Print version ISSN 0121-215XOn-line version ISSN 2256-5442

Cuad. Geogr. Rev. Colomb. Geogr. vol.23 no.1 Bogotá Jan./june 2014

 

Encontros de Geógrafos da América Latina: espaço para construção de uma Geografia Latino-Americana

Os encontros acadêmicos são, por sua natureza de socialização do saber, espaços privilegiados de disputas na perspectiva do campo científico, mas, também e sobretudo, de interação, permitindo que linhas teóricometodológicas diversas entrem em contato a partir do diálogo entre os diferentes sujeitos (experientes professores universitários, pesquisadores, alunos de graduação e de pós-graduação, representantes do Estado, lideranças sociais, dentre outros) presentes para o debate.

Na América Latina, durante praticamente a segunda metade do século XX, a realização de trocas acadêmicas, mediadas pelos encontros, foram dificultadas pela forte presença de regimes autoritários em quase todos os seus países.

Situação excepcional foi a que se realizou no interior da Comissão Econômica para América Latina e Caribe (CEPAL), criada em 1948, pelo Conselho Econômico e Social das Nações Unidas, em que se produziram inúmeras reflexões para a região com a participação de intelectuais de várias origens nacionais, como o argentino Raul Prebisch e o brasileiro Celso Furtado, cujas propostas se centravam no crescimento industrial e na ampliação e melhoria da infraestrutura.

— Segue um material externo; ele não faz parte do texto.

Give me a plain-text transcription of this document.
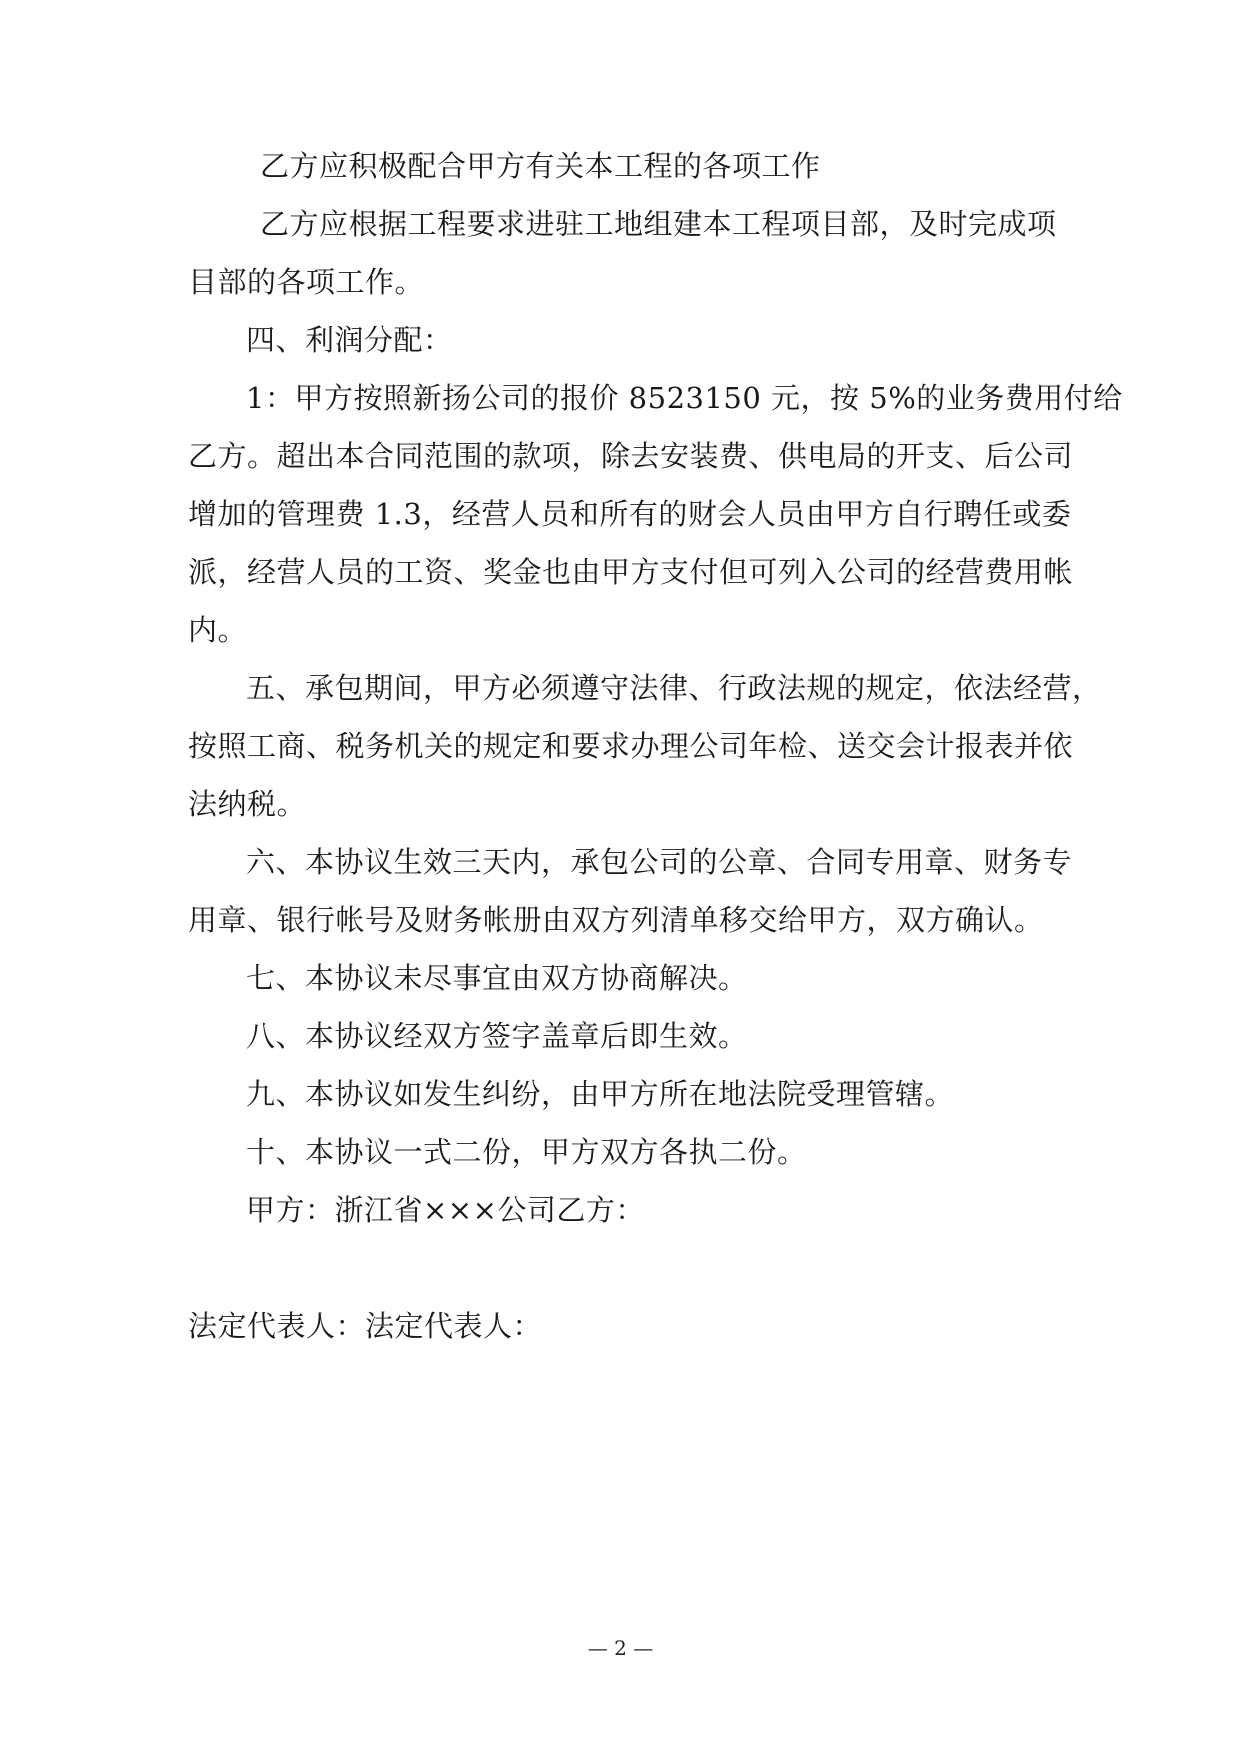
乙方应积极配合甲方有关本工程的各项工作
乙方应根据工程要求进驻工地组建本工程项目部，及时完成项
目部的各项工作。
四、利润分配：
1：甲方按照新扬公司的报价 8523150 元，按 5%的业务费用付给
乙方。超出本合同范围的款项，除去安装费、供电局的开支、后公司
增加的管理费 1.3，经营人员和所有的财会人员由甲方自行聘任或委
派，经营人员的工资、奖金也由甲方支付但可列入公司的经营费用帐
内。
五、承包期间，甲方必须遵守法律、行政法规的规定，依法经营，
按照工商、税务机关的规定和要求办理公司年检、送交会计报表并依
法纳税。
六、本协议生效三天内，承包公司的公章、合同专用章、财务专
用章、银行帐号及财务帐册由双方列清单移交给甲方，双方确认。
七、本协议未尽事宜由双方协商解决。
八、本协议经双方签字盖章后即生效。
九、本协议如发生纠纷，由甲方所在地法院受理管辖。
十、本协议一式二份，甲方双方各执二份。
甲方：浙江省×××公司乙方：
法定代表人：法定代表人：
— 2 —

No entanto, mesmo com dificuldades de realização de debates mais politizados, muitos encontros acadêmicos começaram a ser organizados, com o início da abertura política, nos países latino-americanos, o que corroborou, em grande medida, a busca pela interlocução para além dos espaços nacionais.

A tradição de realização de encontros e de seus similares é já bastante consolidada nos países da América Latina. No entanto, recente a preocupação em articular esforços para reunir acadêmicos de diferentes origens nacionais para estabelecerem o diálogo. Assim, pretendemos analisar o significado e a abrangência do Encontro de Geógrafos da América Latina (EGAL) como espaço para construção de uma Geografia Latino-Americana, tendo como referência o local de realização do evento, a origem dos acadêmicos, as possibilidades de interlocução e a sua estrutura institucional. Para tanto, iniciaremos pela discussão do significado dos eventos nacionais e seguiremos pela análise dos Encontros de Geógrafos da América Latina.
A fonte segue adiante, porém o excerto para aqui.